'Balanced Transportation:' The Same Old Same Old.
Balanced Transportation: You want the details?
Gretchen Schuldt and storyhill.net tell you all you need to know about state transportation plans in the 2007-09 budget that the legislature completed and sent to Gov. Jim Doyle for a signature.
Significant for Milwaukee is a two-year prohibition against expanding I-94 over the national veterans cemetery on the south side of the interstate just west of Miller Park.
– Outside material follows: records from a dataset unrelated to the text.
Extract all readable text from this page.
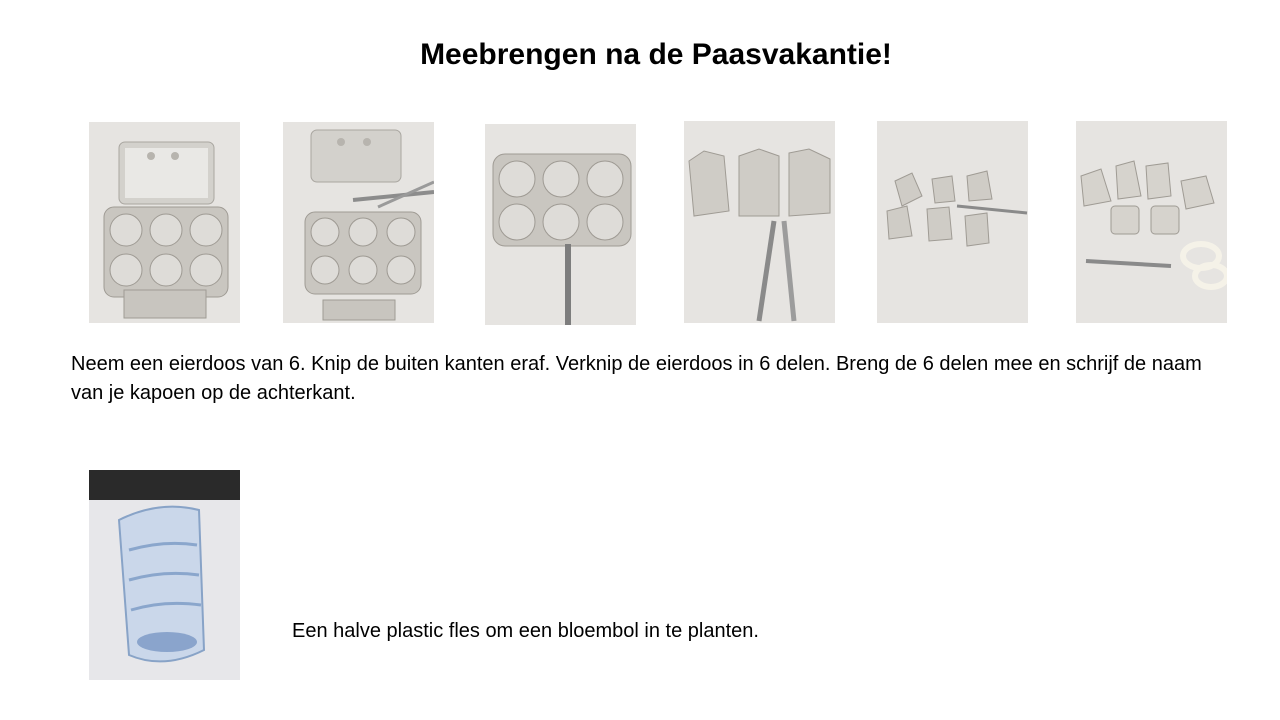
Meebrengen na de Paasvakantie!
Neem een eierdoos van 6. Knip de buiten kanten eraf. Verknip de eierdoos in 6 delen. Breng de 6 delen mee en schrijf de naam van je kapoen op de achterkant.
Een halve plastic fles om een bloembol in te planten.
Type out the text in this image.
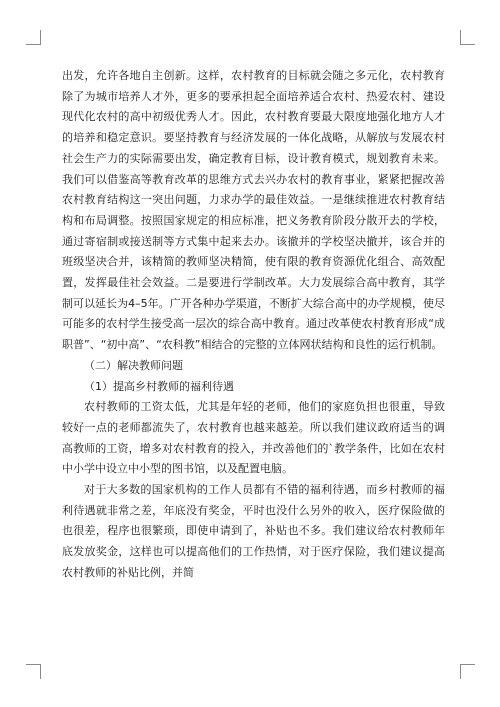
出发，允许各地自主创新。这样，农村教育的目标就会随之多元化，农村教育除了为城市培养人才外，更多的要承担起全面培养适合农村、热爱农村、建设现代化农村的高中初级优秀人才。因此，农村教育要最大限度地强化地方人才的培养和稳定意识。要坚持教育与经济发展的一体化战略，从解放与发展农村社会生产力的实际需要出发，确定教育目标，设计教育模式，规划教育未来。我们可以借鉴高等教育改革的思维方式去兴办农村的教育事业，紧紧把握改善农村教育结构这一突出问题，力求办学的最佳效益。一是继续推进农村教育结构和布局调整。按照国家规定的相应标准，把义务教育阶段分散开去的学校，通过寄宿制或接送制等方式集中起来去办。该撤并的学校坚决撤并，该合并的班级坚决合并，该精简的教师坚决精简，使有限的教育资源优化组合、高效配置，发挥最佳社会效益。二是要进行学制改革。大力发展综合高中教育，其学制可以延长为4–5年。广开各种办学渠道，不断扩大综合高中的办学规模，使尽可能多的农村学生接受高一层次的综合高中教育。通过改革使农村教育形成“成职普”、“初中高”、“农科教”相结合的完整的立体网状结构和良性的运行机制。

（二）解决教师问题

（1）提高乡村教师的福利待遇

农村教师的工资太低，尤其是年轻的老师，他们的家庭负担也很重，导致较好一点的老师都流失了，农村教育也越来越差。所以我们建议政府适当的调高教师的工资，增多对农村教育的投入，并改善他们的`教学条件，比如在农村中小学中设立中小型的图书馆，以及配置电脑。

对于大多数的国家机构的工作人员都有不错的福利待遇，而乡村教师的福利待遇就非常之差，年底没有奖金，平时也没什么另外的收入，医疗保险做的也很差，程序也很繁琐，即使申请到了，补贴也不多。我们建议给农村教师年底发放奖金，这样也可以提高他们的工作热情，对于医疗保险，我们建议提高农村教师的补贴比例，并简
The transportation department, as part of the regional planning commission's $6.5 billion freeway reconstruction and expansion proposal, would like to build elevated lanes between Miller Park and the Story Hill neighborhood, where several cemeteries, including Wood National, are hard by the interstate.
The budget also ramps up spending on two more pieces of the I-94 corridor when the Marquette Interchange project is finished in 2008.
This includes money to begin the south segment from the airport to the state line, and also to fast-track reconstruction, lane and ramp expansion in the Zoo Interchange near the Milwaukee/Waukesha County line, where I-894 and State Highway 45 connect with I-94.
Demands to include planning for the Zoo Interchange while the southern leg nearer the Illinois border were included in the budget as a sop to Republican legislators, whose constituents are being sold on the idea that all this freeway reconstruction and expansion will actually knock off about four minutes from their daily commutes to Milwaukee.
WisDOT's website cautions, of course, that no decisions have been made about the design and other elements of the Zoo Interchange project, reminding me of former Milwaukee Mayor John Norquist's observation that there were only two phases to Wisconsin highway projects.
"Too early to know" was phase one.
"Too late to do anything about it" was phase two.
All in all, the highway lobby made out like a bandit in the state budget, while transit got crumbs - - bringing to mind another Norquist observation about 'balanced' transportation policy in Wisconsin.
"Balanced transportation in Wisconsin," he said, "is half concrete, half asphalt."